Vários experimentos de laboratório recentes descobriram que essas abordagens não funcionaram tão bem ou facilmente quanto o esperado. De fato, em alguns casos, a adição de tais substâncias reduziu tanto a alcalinidade quanto a absorção de dióxido de carbono. Isso levanta a possibilidade de que esses métodos funcionem apenas em áreas ou circunstâncias limitadas, ou podem ser mais custosos, ou complexos de implementar do que se esperava.
Alguns dos minerais contêm traços de metais pesados que podem se acumular em ecossistemas marinhos. Eles também podem alterar as condições de luz e a biogeoquímica das águas de maneiras que podem tanto prejudicar quanto ajudar vários organismos.
Por fim, o fato de a remoção de carbono ocorrer como uma segunda etapa do processo dificulta monitorar e medir com precisão quanto CO2 o processo realmente remove, principalmente com métodos empregados em mares abertos agitados e imprevisíveis. Isso, por sua vez, pode dificultar o incentivo e a monetização dessas iniciativas mediante os mercados de carbono.
A CarbonPlan, uma organização sem fins lucrativos de São Francisco (EUA) que avalia a integridade científica de projetos e técnicas de remoção de carbono, classifica o aumento da alcalinidade oceânica no patamar mais baixo de seus “níveis de confiança de verificação”, que avaliam o grau em que a remoção e o armazenamento de carbono a longo prazo “podem ser quantificados com precisão” com ferramentas e abordagens existentes.
“Há muita variabilidade natural associada a esses processos, o que significa que pode ser difícil distinguir um sinal positivo em meio ao ruído”, disse em um e-mail Freya Chay, líder do programa de remoção de carbono da CarbonPlan.
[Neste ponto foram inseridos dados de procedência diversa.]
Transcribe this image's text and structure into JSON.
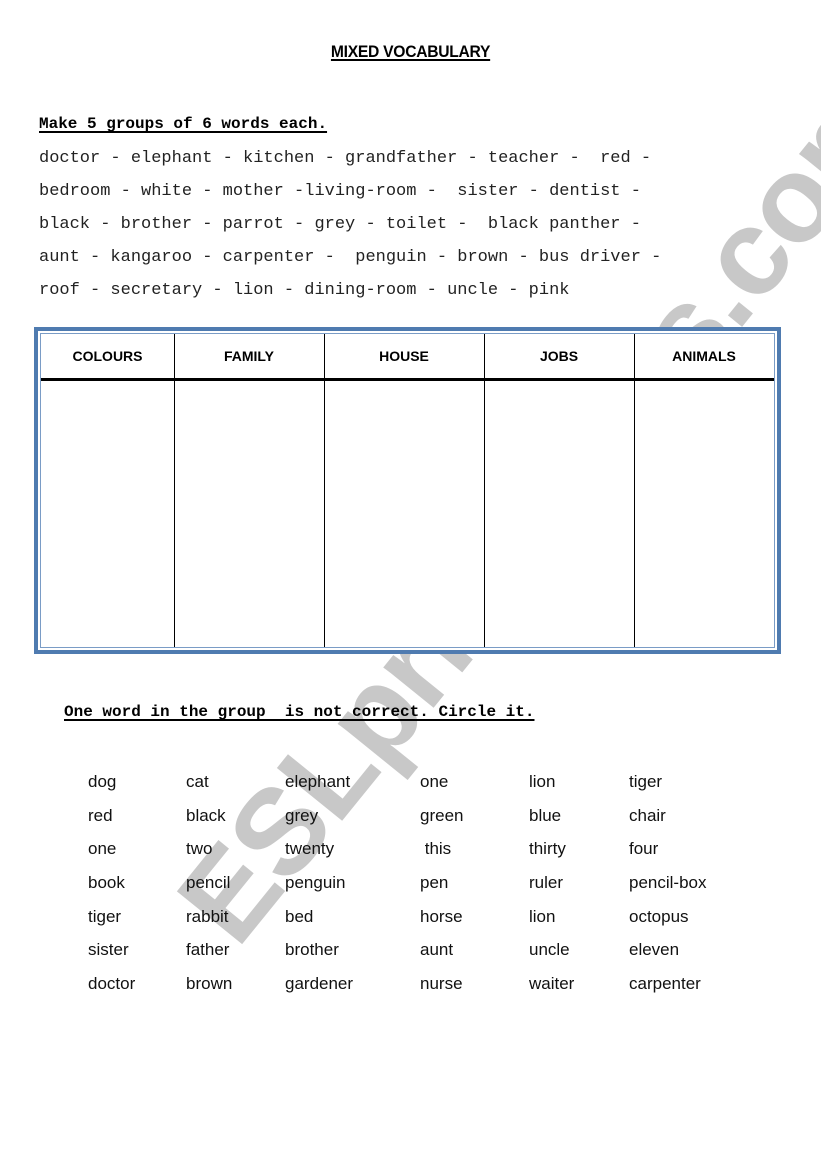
{
  "watermark": "ESLprintables.com",
  "title": "MIXED VOCABULARY",
  "exercise1": {
    "instruction": "Make 5 groups of 6 words each.",
    "word_lines": [
      "doctor - elephant - kitchen - grandfather - teacher -  red -",
      "bedroom - white - mother -living-room -  sister - dentist -",
      "black - brother - parrot - grey - toilet -  black panther -",
      "aunt - kangaroo - carpenter -  penguin - brown - bus driver -",
      "roof - secretary - lion - dining-room - uncle - pink"
    ],
    "table_headers": [
      "COLOURS",
      "FAMILY",
      "HOUSE",
      "JOBS",
      "ANIMALS"
    ]
  },
  "exercise2": {
    "instruction": "One word in the group  is not correct. Circle it.",
    "rows": [
      [
        "dog",
        "cat",
        "elephant",
        "one",
        "lion",
        "tiger"
      ],
      [
        "red",
        "black",
        "grey",
        "green",
        "blue",
        "chair"
      ],
      [
        "one",
        "two",
        "twenty",
        " this",
        "thirty",
        "four"
      ],
      [
        "book",
        "pencil",
        "penguin",
        "pen",
        "ruler",
        "pencil-box"
      ],
      [
        "tiger",
        "rabbit",
        "bed",
        "horse",
        "lion",
        "octopus"
      ],
      [
        "sister",
        "father",
        "brother",
        "aunt",
        "uncle",
        "eleven"
      ],
      [
        "doctor",
        "brown",
        "gardener",
        "nurse",
        "waiter",
        "carpenter"
      ]
    ]
  },
  "colors": {
    "table_border": "#4f7bb0",
    "watermark": "#c8c8c8"
  }
}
“Ainda estamos em fase de exploração quando se trata de OAE. Há muito a aprender sobre como medir, monitorar e implantar essas tecnologias com eficiência”, acrescentou ela.
‘Assegurando a exatidão científica’
Esses desafios são exatamente o motivo pelo qual é crucial financiar um programa de pesquisa coordenado sobre a alcalinidade dos oceanos, diz Gagern. Uma das principais prioridades da Carbon to Sea incluirá “assegurar a exatidão científica”, diz ele, apoiando estudos destinados a avaliar quais abordagens funcionam de maneira mais eficaz e segura e sob quais condições.
Ele diz que melhorar os sistemas de monitoramento, documentação e validação da remoção efetiva do carbono por meio desses processos também será um “foco importante”, com esforços para desenvolver, testar e aperfeiçoar sensores e modelos. Por fim, o Carbon to Sea priorizará a “construção da comunidade” no campo em desenvolvimento, esforçando-se para atrair mais pesquisadores de diferentes áreas e incentivar colaborações por meio de conferências, workshops e bolsas de estudo.
Um dos beneficiários iniciais da Carbon to Sea é o consórcio Ocean Alk-Align, um grupo internacional de pesquisadores que estudam o potencial e a segurança ambiental do aumento da alcalinidade dos oceanos.
“O financiamento da Carbon to Sea nos permite investigar rigorosamente a promessa do OAE para a considerável mitigação das mudanças climáticas e nos fornece recursos significativos para abordar questões importantes por meio de estudos científicos independentes”, disse Katja Fennel, que lidera o consórcio e é presidente do departamento de oceanografia da Universidade Dalhousie (Canadá), em um comunicado.
O financiamento adicional do programa provavelmente irá para uma mescla de grupos de pesquisa e startups.
Diversas empresas já estão explorando várias abordagens. O Projeto Vesta vem estudando o potencial de disseminação da olivina finamente triturada ao longo das praias. Uma empresa derivada da Universidade da Califórnia em Los Angeles (EUA), a Equatic, está combinando materiais alcalinos e eletricidade para retirar o dióxido de carbono da água do mar e produzir uma forma limpa de hidrogênio no processo. A Ebb Carbon diz que está usando eletricidade e membranas para produzir uma solução alcalina a partir das águas residuais geradas por usinas de dessalinização e instalações industriais que poderia ser devolvida ao oceano.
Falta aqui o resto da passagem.